Jenny was by far his most stunning girl. Her body was flawlessly toned and tanned and her perfect face and smile could charm any men on this earth, D-King was sure of it.
‘I just need to retouch my make-up. I’ll be right back babe.’ She blew him a little kiss and left the exclusive VIP area still holding her champagne glass.
Jenny couldn’t handle any more alcohol, not because she was feeling drunk, but because this was her fifth successive night out partying and she’d had enough. She didn’t think her life would turn out this way. She never thought she’d become a hooker. D-King had always assured her that she wasn’t a working girl. She was a high-class entertainer for gentlemen with extremely good taste and obviously a lot of money, but at the end of the day she was having sex for cash. To her that made her a hooker.
Most of Jenny’s clients were perverted old millionaires looking for something they couldn’t get at home. Sex was never your normal run-of-the-mill missionary position. They all wanted their money’s worth. Bondage, BDSM, spanking, watersports, strap-on sex, it didn’t matter.
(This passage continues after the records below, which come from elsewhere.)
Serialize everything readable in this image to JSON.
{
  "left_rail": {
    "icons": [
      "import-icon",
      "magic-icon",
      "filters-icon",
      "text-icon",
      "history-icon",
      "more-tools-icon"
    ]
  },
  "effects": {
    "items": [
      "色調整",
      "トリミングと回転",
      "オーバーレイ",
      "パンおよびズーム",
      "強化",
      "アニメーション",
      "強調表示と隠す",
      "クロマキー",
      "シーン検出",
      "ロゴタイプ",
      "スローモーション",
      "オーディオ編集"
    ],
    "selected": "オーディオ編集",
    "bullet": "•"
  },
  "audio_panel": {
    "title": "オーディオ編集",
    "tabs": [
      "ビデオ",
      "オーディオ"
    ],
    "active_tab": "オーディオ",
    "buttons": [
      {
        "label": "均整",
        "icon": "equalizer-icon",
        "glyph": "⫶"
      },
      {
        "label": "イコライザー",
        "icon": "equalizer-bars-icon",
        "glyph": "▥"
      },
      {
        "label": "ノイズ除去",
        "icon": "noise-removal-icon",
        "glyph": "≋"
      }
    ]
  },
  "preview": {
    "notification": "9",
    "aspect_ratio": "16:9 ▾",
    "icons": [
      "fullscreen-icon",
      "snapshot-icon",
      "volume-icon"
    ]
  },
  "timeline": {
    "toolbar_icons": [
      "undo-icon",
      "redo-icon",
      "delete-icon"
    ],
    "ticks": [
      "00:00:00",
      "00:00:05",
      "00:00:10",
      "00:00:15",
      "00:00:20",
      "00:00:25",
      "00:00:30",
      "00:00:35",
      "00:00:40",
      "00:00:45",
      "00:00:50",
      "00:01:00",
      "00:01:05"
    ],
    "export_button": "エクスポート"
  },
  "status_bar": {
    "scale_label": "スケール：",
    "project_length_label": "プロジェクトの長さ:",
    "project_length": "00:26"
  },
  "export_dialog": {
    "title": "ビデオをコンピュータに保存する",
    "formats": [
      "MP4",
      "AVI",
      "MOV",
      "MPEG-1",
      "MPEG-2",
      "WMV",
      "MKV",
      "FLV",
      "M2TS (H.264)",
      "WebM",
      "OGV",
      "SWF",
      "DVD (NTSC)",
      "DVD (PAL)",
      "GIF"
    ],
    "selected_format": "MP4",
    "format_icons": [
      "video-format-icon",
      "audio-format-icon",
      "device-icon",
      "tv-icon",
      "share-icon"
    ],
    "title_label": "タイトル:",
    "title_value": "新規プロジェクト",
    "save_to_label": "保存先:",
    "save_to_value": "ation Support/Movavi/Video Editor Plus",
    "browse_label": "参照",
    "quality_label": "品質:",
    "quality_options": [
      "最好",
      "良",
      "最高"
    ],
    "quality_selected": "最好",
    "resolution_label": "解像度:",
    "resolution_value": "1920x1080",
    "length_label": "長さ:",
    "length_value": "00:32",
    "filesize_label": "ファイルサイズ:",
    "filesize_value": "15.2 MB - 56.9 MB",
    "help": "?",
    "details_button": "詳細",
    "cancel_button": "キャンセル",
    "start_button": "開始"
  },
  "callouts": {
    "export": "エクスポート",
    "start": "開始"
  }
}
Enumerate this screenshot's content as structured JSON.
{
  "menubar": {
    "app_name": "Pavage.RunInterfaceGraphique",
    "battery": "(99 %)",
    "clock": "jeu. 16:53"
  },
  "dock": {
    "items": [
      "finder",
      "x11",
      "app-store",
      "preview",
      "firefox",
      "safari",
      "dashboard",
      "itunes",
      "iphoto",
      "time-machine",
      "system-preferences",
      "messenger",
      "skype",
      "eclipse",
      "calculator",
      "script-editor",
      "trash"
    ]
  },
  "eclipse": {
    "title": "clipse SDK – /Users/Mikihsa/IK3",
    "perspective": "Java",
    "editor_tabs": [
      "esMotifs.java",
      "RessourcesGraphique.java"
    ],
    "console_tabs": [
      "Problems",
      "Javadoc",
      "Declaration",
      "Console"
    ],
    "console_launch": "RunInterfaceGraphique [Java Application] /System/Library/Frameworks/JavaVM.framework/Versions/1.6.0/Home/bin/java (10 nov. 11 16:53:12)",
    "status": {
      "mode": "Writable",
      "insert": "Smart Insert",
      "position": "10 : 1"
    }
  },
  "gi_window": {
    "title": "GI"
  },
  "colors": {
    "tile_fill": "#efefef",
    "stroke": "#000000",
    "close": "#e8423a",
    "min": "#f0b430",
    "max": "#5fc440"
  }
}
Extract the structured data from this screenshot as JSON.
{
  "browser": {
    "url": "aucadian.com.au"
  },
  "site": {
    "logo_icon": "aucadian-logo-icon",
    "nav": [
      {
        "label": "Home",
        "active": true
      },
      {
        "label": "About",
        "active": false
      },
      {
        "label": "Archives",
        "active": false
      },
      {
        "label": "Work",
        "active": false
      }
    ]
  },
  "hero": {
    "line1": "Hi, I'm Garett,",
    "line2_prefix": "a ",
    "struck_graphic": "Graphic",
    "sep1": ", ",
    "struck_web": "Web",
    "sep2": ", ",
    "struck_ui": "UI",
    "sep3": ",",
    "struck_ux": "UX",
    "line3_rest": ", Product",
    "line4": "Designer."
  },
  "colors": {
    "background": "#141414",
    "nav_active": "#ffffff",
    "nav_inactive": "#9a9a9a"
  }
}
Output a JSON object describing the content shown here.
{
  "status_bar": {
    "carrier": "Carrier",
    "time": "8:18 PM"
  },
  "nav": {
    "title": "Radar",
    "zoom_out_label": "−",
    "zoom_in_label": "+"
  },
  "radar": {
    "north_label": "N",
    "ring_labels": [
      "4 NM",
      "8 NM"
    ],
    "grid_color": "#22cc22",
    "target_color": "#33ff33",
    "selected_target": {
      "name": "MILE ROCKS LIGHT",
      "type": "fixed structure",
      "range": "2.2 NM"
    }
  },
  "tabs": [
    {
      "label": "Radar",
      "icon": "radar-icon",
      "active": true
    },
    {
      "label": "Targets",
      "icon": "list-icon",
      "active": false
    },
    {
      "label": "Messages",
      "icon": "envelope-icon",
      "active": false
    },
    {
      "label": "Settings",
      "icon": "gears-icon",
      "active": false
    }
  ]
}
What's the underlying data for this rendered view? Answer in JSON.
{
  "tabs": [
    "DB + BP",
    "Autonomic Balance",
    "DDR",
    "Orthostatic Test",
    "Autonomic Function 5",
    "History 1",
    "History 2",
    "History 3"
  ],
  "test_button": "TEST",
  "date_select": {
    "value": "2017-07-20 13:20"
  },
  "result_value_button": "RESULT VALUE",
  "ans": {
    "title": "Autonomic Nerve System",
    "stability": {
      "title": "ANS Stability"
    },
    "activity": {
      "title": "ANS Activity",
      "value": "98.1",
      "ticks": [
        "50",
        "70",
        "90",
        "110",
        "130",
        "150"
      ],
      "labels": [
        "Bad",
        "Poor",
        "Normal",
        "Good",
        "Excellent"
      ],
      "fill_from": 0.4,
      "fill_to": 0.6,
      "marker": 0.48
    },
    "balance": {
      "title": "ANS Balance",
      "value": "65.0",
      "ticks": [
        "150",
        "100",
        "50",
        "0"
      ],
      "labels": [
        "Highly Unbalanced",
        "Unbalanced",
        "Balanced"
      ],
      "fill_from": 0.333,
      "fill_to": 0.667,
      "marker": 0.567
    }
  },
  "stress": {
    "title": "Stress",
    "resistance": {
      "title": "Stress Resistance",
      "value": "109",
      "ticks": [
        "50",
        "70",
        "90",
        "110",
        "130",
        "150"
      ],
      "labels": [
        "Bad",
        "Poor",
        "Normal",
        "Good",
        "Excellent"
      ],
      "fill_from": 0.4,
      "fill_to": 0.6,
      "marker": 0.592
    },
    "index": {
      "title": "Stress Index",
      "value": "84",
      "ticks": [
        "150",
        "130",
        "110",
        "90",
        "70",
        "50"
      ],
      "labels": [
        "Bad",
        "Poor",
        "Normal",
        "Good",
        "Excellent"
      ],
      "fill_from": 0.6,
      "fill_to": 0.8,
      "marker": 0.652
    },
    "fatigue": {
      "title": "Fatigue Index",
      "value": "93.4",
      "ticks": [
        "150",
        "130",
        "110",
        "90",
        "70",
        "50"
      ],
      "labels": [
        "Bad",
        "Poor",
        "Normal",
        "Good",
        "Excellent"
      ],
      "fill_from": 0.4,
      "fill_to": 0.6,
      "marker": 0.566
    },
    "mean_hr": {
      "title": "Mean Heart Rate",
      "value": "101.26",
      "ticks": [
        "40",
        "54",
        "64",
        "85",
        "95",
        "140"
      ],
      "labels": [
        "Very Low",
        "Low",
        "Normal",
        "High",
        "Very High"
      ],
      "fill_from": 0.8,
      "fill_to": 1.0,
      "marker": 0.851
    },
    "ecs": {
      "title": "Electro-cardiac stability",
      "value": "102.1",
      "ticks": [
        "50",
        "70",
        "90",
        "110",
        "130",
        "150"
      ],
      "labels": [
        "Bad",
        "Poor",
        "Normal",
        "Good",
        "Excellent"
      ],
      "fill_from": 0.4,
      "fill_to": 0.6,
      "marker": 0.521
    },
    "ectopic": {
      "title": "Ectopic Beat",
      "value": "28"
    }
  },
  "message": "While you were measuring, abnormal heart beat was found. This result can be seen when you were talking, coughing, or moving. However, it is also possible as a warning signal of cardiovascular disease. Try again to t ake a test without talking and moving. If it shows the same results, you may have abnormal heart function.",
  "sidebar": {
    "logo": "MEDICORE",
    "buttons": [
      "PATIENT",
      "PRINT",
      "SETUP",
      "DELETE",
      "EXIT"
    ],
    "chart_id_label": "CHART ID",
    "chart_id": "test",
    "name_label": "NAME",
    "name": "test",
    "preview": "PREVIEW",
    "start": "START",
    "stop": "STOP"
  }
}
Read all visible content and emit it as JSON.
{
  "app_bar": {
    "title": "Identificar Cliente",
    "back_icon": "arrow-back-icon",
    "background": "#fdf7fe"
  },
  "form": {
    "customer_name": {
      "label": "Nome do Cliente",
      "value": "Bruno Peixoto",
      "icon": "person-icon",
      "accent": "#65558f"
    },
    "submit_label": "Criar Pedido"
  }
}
Whatever they were into, she had to provide, but tonight was no working night. She wasn’t being paid by the hour. She wasn’t out with one of her deadbeat clients. She was out with the boss and she had to party until he said it was over.
Jenny had been to the Vanguard Club plenty of times. It was one of D-King’s favorite hangouts. There was no denying that the club was a magnificent luxurious extravaganza. From its enormous dance floor to its laser-light show and great stage. The Vanguard could hold up to two thousand people, and tonight the club was packed to capacity.
Jenny made her way towards the bar closest to the ladies’ room where two barmen seemed rushed off their feet. The entire club was a tremendous buzz of beautiful people, the great majority of them in their twenties and early thirties. Jenny was oblivious to the pair of eyes that followed her from the VIP area to the bar. Eyes that had been on her all night. In fact, they’d been following her for the past four weeks, from nightclub to nightclub and hotel to hotel. Watching her as she pretended to have a good time, as she pleasured each and every one of her clients.